Memphis: Ardent Studios - Home to Big Star, The Replacements, Isaac Hayes, and more

Most cities would be lucky to have one well-known—never mind legendary—recording studio; Memphis has been home to several. Among them are two towering giants in 20th-century pop music, Sun Studio and Stax Records. Clients can still make records at the former, but the latter was torn down and later rebuilt as a fantastic museum. (On display is Isaac Hayes’ insane Cadillac, a car so outlandish, it makes any ride from the most pimped-out blaxploitation film look understated.)

Much less of a tourist destination is Ardent Studios, a still-active recording facility where a slew of fantastic albums were recorded, from Isaac Hayes’ Hot Buttered Soul to everything by seminal power-pop band Big Star. Since Big Star ranks high on the list of A.V. Club staffers’ favorite bands, we had to go to Ardent when we visited Memphis. And the fact that we were going to get to talk with Ardent founder John Fry and Big Star drummer Jody Stephens sealed the deal.

A large portrait of Big Star (and the band's namesake market) by Lamar Sorrento / The house Mellotron used by Big Star

Fry started Ardent in his parents’ garage in the late ’50s with his friends John King and Fred Smith. King stayed on for a while, but Smith left and eventually started a little company called Federal Express. (He made several million dollars in the time it took you to read that sentence.) Ardent has moved twice since those early days, opening its current facilities in 1971—right as Big Star was recording its debut album.

Ardent is most famous for the Big Star association, but it also became a sort of satellite studio for Stax. As the soul label took off in the ’60s, it needed more time than its house studio could accommodate, so Ardent played a key role in many of Stax’s releases.
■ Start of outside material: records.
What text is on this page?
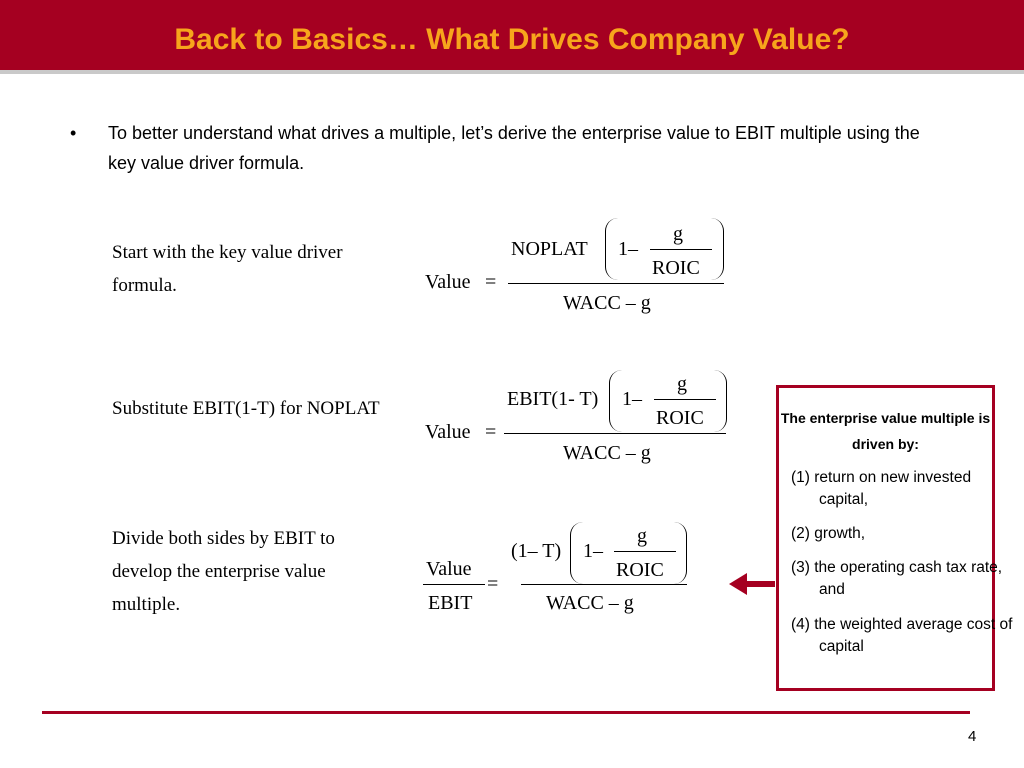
Back to Basics… What Drives Company Value?
• To better understand what drives a multiple, let’s derive the enterprise value to EBIT multiple using the key value driver formula.
Start with the key value driver formula.	Value =
NOPLAT 1–
g
ROIC
WACC – g
Substitute EBIT(1-T) for NOPLAT
Value =
EBIT(1- T) 1–
g
ROIC
WACC – g
Divide both sides by EBIT to develop the enterprise value multiple.
Value
EBIT
=
(1– T) 1–
g
ROIC
WACC – g
The enterprise value multiple is driven by:
(1) return on new invested capital,
(2) growth,
(3) the operating cash tax rate, and
(4) the weighted average cost of capital
4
When Ardent started its own record label, it partnered with Stax as a distributor, which worked well until Stax went out of business in 1975 and basically took Ardent’s label down with it. (It reopened two decades later as a Christian-music label.)

Visitors who enter Ardent can see some of the most famous albums the studio recorded, including, um, the soundtrack to the 1988 Tom Cruise movie Cocktail, which featured “Kokomo.” In the corner of the entryway (it’s visible in the segment’s first shot inside the studio) is one of Fry’s first home-recording racks, a piece of equipment he used for decades.

Home to Big Star's records...and the Cocktail soundtrack / The Academy finally recognizes editor Kyle Ryan for his work.

On the table in the lobby casually sit two Grammys, both for producer/engineer John Hampton: one for mixing The White StripesGet Behind Me Satan, the other for Jimmie Vaughn’s Do You Get The Blues. Next to them is something even rarer than a Grammy: an RIAA Diamond Certification statuette (that’s for 10 million albums sold) for ZZ Top’s 1983 album Eliminator

The halls of Ardent are full of startling mementos, plus the kind of historic feeling you can’t get just anywhere. Walking around it means being in the same place a slew of icons worked, like Bob Dylan, Al Green, B.B. King, R.E.M., and The Cramps. And chances are, you’ll run into the unassuming studio manager, who just happens to be the drummer of one of the best bands of the past 40 years.

Host Dan Telfer talks to Jody Stephens in the Studio A control room.